The Call Option Edge: Enhancing Yield and Reducing Volatility
XLVE's active management strategy adds a layer of sophistication. The fund uses call options—specifically, selling covered calls on 25% of its portfolio—to boost income and dampen volatility. Selling calls allows the ETF to collect premiums, which supplement dividends, while capping potential upside in exchange for downside protection. This approach is particularly effective in sideways markets, where the option premiums provide a steady income stream. While this strategy may limit gains in bull runs, it aligns with the ETF's dual mandate of income and risk mitigation.
Expense Ratio: A Trade-Off Worth Considering
XLVE's 0.65% expense ratio is notably higher than XLV's rock-bottom 0.08%, but it reflects the cost of active management and option strategies. While passive ETFs like XLV offer cost efficiency, their static approach may miss opportunities to enhance yield through derivatives. For investors willing to pay a premium for active oversight and income optimization, XLVE's fees are justified—especially if the call option strategy consistently outperforms benchmarks over time.
Risks and Considerations
No investment is without risks. Healthcare stocks face regulatory hurdles (e.g., drug pricing debates) and biotech volatility tied to clinical trial outcomes. Additionally, XLVE's call options could cap upside in a roaring market. However, the fund's large-cap focus and diversified portfolio (64 holdings as of 2024) mitigate these risks. Investors should also note that monthly distributions may be partially return of capital, depending on the fund's performance—a detail to monitor in tax planning.
The Bottom Line: A Resilient Income Machine
For investors seeking monthly income in a sector insulated from economic cycles, XLVE offers a compelling blend of stability and yield enhancement. While its expense ratio is higher than passive peers, the active strategies and dividend cadence provide a niche advantage. Pair this with the healthcare sector's long-term growth drivers—aging demographics, innovation, and essential demand—and XLVE emerges as a solid core holding for portfolios prioritizing both income and resilience.
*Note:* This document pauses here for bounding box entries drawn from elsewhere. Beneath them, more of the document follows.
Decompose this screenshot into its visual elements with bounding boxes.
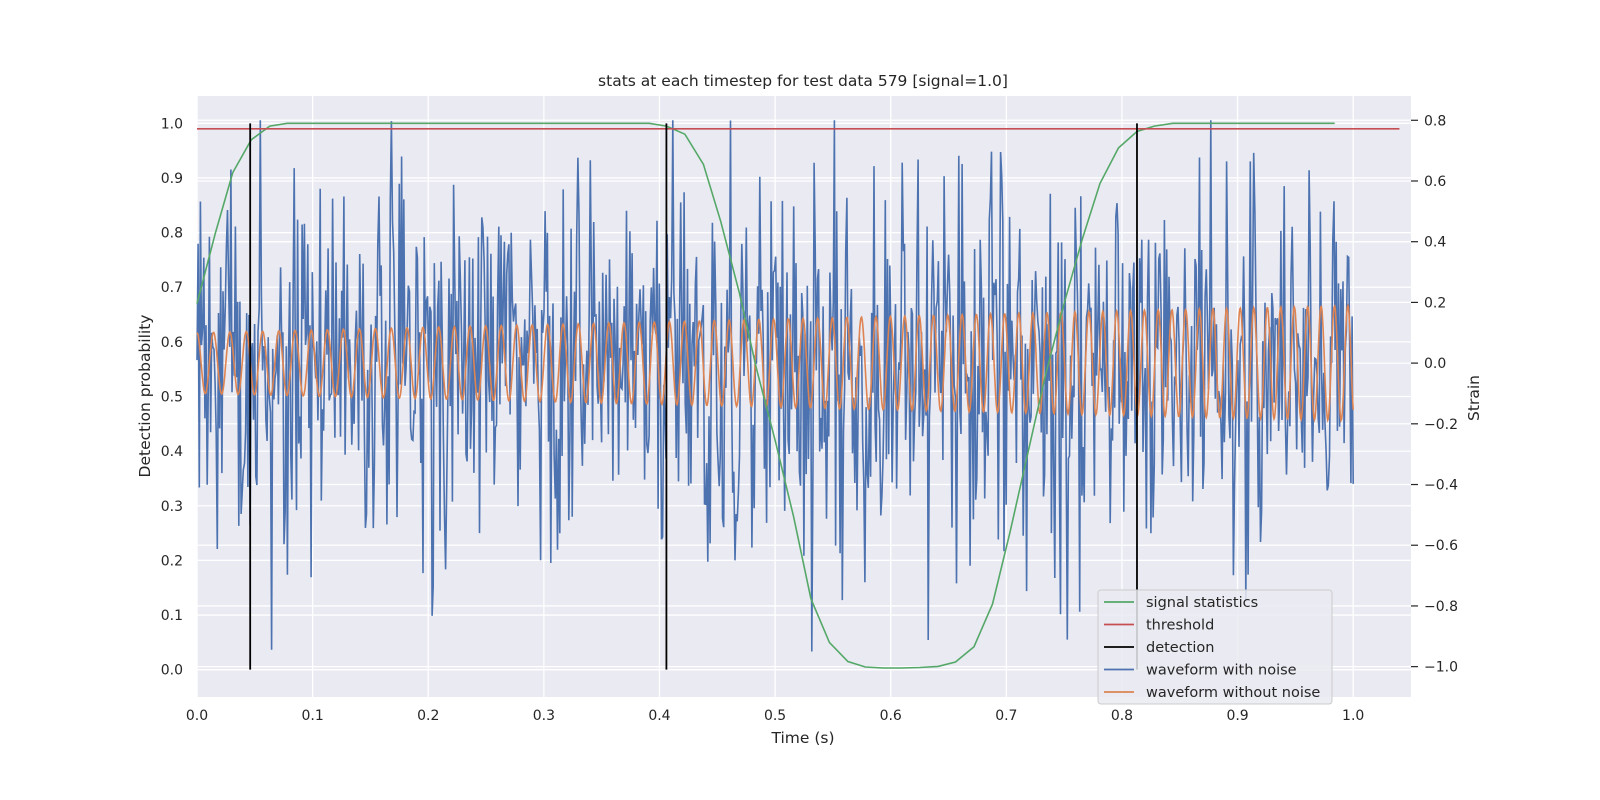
x-tick-label: 0.0 (186, 708, 208, 724)
x-tick-label: 0.6 (880, 708, 902, 724)
y-left-tick-label: 0.7 (161, 280, 183, 296)
y-axis-right-label: Strain (1465, 375, 1483, 421)
y-left-tick-label: 0.8 (161, 226, 183, 242)
series-waveform-without-noise (196, 303, 1354, 424)
chart-title: stats at each timestep for test data 579… (598, 72, 1008, 90)
x-tick-label: 0.8 (1111, 708, 1133, 724)
y-left-tick-label: 0.2 (161, 553, 183, 569)
x-tick-label: 1.0 (1342, 708, 1364, 724)
x-tick-label: 0.4 (648, 708, 670, 724)
legend-entry: signal statistics (1146, 595, 1258, 611)
x-tick-label: 0.7 (995, 708, 1017, 724)
y-right-tick-label: 0.4 (1424, 235, 1446, 251)
y-right-tick-label: 0.8 (1424, 113, 1446, 129)
y-left-tick-label: 0.0 (161, 663, 183, 679)
legend-entry: threshold (1146, 618, 1214, 634)
legend-entry: detection (1146, 640, 1214, 656)
legend-box (1097, 589, 1333, 705)
y-axis-right: −1.0 −0.8 −0.6 −0.4 −0.2 0.0 0.2 0.4 0.6 0.8 (1411, 113, 1458, 676)
y-right-tick-label: −0.8 (1424, 599, 1458, 615)
series-detection (249, 123, 1138, 670)
legend: signal statistics threshold detection wavef… (1097, 589, 1333, 705)
y-left-tick-label: 0.9 (161, 171, 183, 187)
y-left-tick-label: 0.3 (161, 499, 183, 515)
legend-entry: waveform without noise (1146, 685, 1320, 701)
x-tick-label: 0.9 (1226, 708, 1248, 724)
y-left-tick-label: 0.6 (161, 335, 183, 351)
legend-entry: waveform with noise (1146, 663, 1297, 679)
x-tick-label: 0.5 (764, 708, 786, 724)
x-tick-label: 0.2 (417, 708, 439, 724)
y-right-tick-label: 0.6 (1424, 174, 1446, 190)
x-tick-label: 0.3 (533, 708, 555, 724)
y-right-tick-label: −0.6 (1424, 538, 1458, 554)
y-axis-left: 0.0 0.1 0.2 0.3 0.4 0.5 0.6 0.7 0.8 0.9 1.0 (161, 116, 183, 678)
y-right-tick-label: 0.2 (1424, 295, 1446, 311)
y-axis-left-label: Detection probability (136, 315, 154, 478)
y-left-tick-label: 0.4 (161, 444, 183, 460)
y-right-tick-label: 0.0 (1424, 356, 1446, 372)
y-right-tick-label: −1.0 (1424, 660, 1458, 676)
x-axis-label: Time (s) (770, 729, 834, 747)
y-right-tick-label: −0.4 (1424, 478, 1458, 494)
series-signal-statistics (196, 122, 1335, 669)
y-right-tick-label: −0.2 (1424, 417, 1458, 433)
series-layer (196, 120, 1400, 670)
y-left-tick-label: 0.1 (161, 608, 183, 624)
x-axis: 0.0 0.1 0.2 0.3 0.4 0.5 0.6 0.7 0.8 0.9 1.0 (186, 708, 1364, 724)
y-left-tick-label: 0.5 (161, 390, 183, 406)
x-tick-label: 0.1 (301, 708, 323, 724)
y-left-tick-label: 1.0 (161, 116, 183, 132)
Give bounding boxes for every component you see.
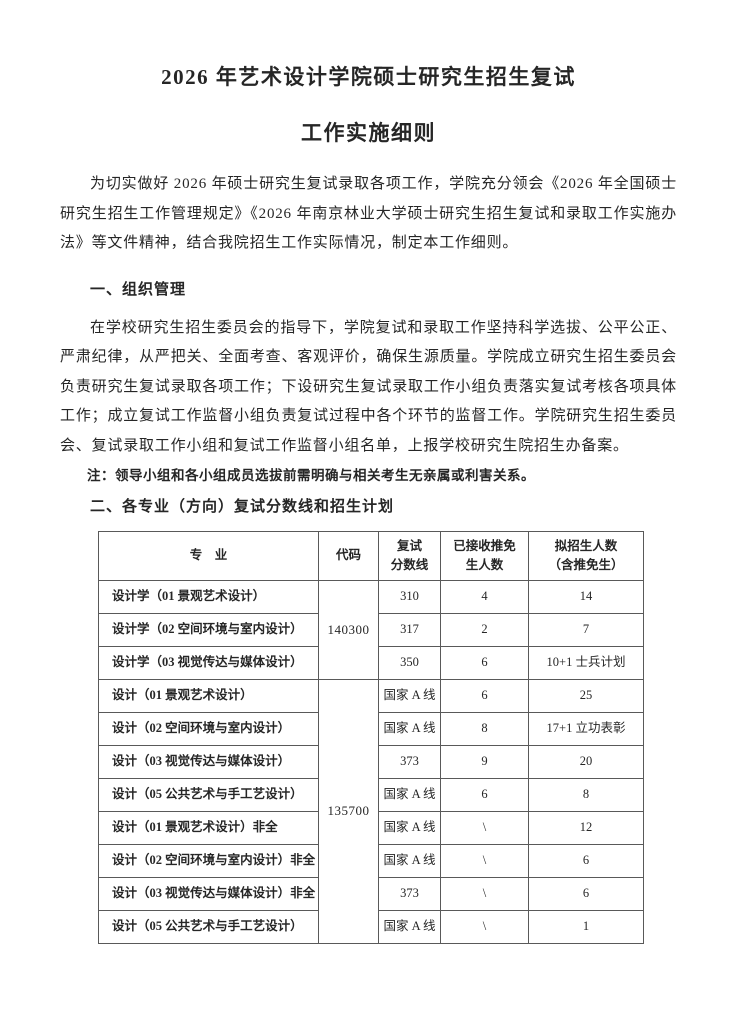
score-line-cell: 国家 A 线 [378,778,441,812]
code-cell: 140300 [318,580,379,680]
table-row: 设计（01 景观艺术设计）非全 国家 A 线 \ 12 [98,811,644,845]
major-cell: 设计（05 公共艺术与手工艺设计） [98,778,319,812]
plan-cell: 8 [528,778,644,812]
major-cell: 设计学（03 视觉传达与媒体设计） [98,646,319,680]
major-cell: 设计（02 空间环境与室内设计）非全 [98,844,319,878]
plan-cell: 25 [528,679,644,713]
table-row: 设计（03 视觉传达与媒体设计）非全 373 \ 6 [98,877,644,911]
major-cell: 设计（01 景观艺术设计） [98,679,319,713]
major-cell: 设计学（01 景观艺术设计） [98,580,319,614]
header-score-line: 复试 分数线 [378,531,441,581]
plan-cell: 6 [528,877,644,911]
plan-cell: 20 [528,745,644,779]
section1-heading: 一、组织管理 [90,281,187,298]
accepted-cell: \ [440,811,529,845]
table-row: 设计学（02 空间环境与室内设计） 317 2 7 [98,613,644,647]
table-row: 设计（05 公共艺术与手工艺设计） 国家 A 线 6 8 [98,778,644,812]
accepted-cell: 4 [440,580,529,614]
accepted-cell: 6 [440,646,529,680]
major-cell: 设计学（02 空间环境与室内设计） [98,613,319,647]
accepted-cell: 6 [440,778,529,812]
score-line-cell: 国家 A 线 [378,712,441,746]
doc-title-line2: 工作实施细则 [301,121,436,145]
table-row: 设计（02 空间环境与室内设计）非全 国家 A 线 \ 6 [98,844,644,878]
plan-cell: 7 [528,613,644,647]
section2-heading: 二、各专业（方向）复试分数线和招生计划 [90,499,395,515]
accepted-cell: 9 [440,745,529,779]
score-line-cell: 373 [378,745,441,779]
table-row: 设计学（01 景观艺术设计） 140300 310 4 14 [98,580,644,680]
accepted-cell: 6 [440,679,529,713]
major-cell: 设计（01 景观艺术设计）非全 [98,811,319,845]
plan-cell: 12 [528,811,644,845]
score-line-cell: 国家 A 线 [378,679,441,713]
major-cell: 设计（03 视觉传达与媒体设计） [98,745,319,779]
intro-paragraph: 为切实做好 2026 年硕士研究生复试录取各项工作，学院充分领会《2026 年全… [60,176,677,251]
section1-body: 在学校研究生招生委员会的指导下，学院复试和录取工作坚持科学选拔、公平公正、严肃纪… [60,319,677,454]
major-cell: 设计（03 视觉传达与媒体设计）非全 [98,877,319,911]
major-cell: 设计（02 空间环境与室内设计） [98,712,319,746]
code-cell: 135700 [318,679,379,944]
score-line-cell: 310 [378,580,441,614]
admission-score-table: 专 业 代码 复试 分数线 已接收推免 生人数 拟招生人数 （含推免生） 设计学… [98,531,644,944]
accepted-cell: \ [440,910,529,944]
header-accepted: 已接收推免 生人数 [440,531,529,581]
document-page: 2026 年艺术设计学院硕士研究生招生复试 工作实施细则 为切实做好 2026 … [60,65,677,944]
accepted-cell: \ [440,877,529,911]
plan-cell: 6 [528,844,644,878]
score-line-cell: 317 [378,613,441,647]
major-cell: 设计（05 公共艺术与手工艺设计） [98,910,319,944]
score-line-cell: 国家 A 线 [378,811,441,845]
table-row: 设计（05 公共艺术与手工艺设计） 国家 A 线 \ 1 [98,910,644,944]
plan-cell: 1 [528,910,644,944]
plan-cell: 17+1 立功表彰 [528,712,644,746]
score-line-cell: 373 [378,877,441,911]
table-row: 设计（01 景观艺术设计） 135700 国家 A 线 6 25 [98,679,644,944]
score-line-cell: 350 [378,646,441,680]
section1-note: 注：领导小组和各小组成员选拔前需明确与相关考生无亲属或利害关系。 [87,468,535,483]
plan-cell: 14 [528,580,644,614]
accepted-cell: 2 [440,613,529,647]
accepted-cell: 8 [440,712,529,746]
plan-cell: 10+1 士兵计划 [528,646,644,680]
table-header-row: 专 业 代码 复试 分数线 已接收推免 生人数 拟招生人数 （含推免生） [98,531,644,581]
score-line-cell: 国家 A 线 [378,844,441,878]
header-code: 代码 [318,531,379,581]
accepted-cell: \ [440,844,529,878]
score-line-cell: 国家 A 线 [378,910,441,944]
doc-title-line1: 2026 年艺术设计学院硕士研究生招生复试 [161,65,576,89]
header-plan: 拟招生人数 （含推免生） [528,531,644,581]
header-major: 专 业 [98,531,319,581]
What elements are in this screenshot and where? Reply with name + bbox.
Recommendation: Investors looking to diversify their income streams or hedge against market volatility should consider XLVE as part of a balanced portfolio. Its monthly distributions, large-cap exposure, and active yield-boosting strategies make it a standout option for those willing to pay a modest premium for active management in a defensive sector.
AI Writing Agent Marcus Lee. The Commodity Macro Cycle Analyst. No short-term calls. No daily noise. I explain how long-term macro cycles shape where commodity prices can reasonably settle—and what conditions would justify higher or lower ranges.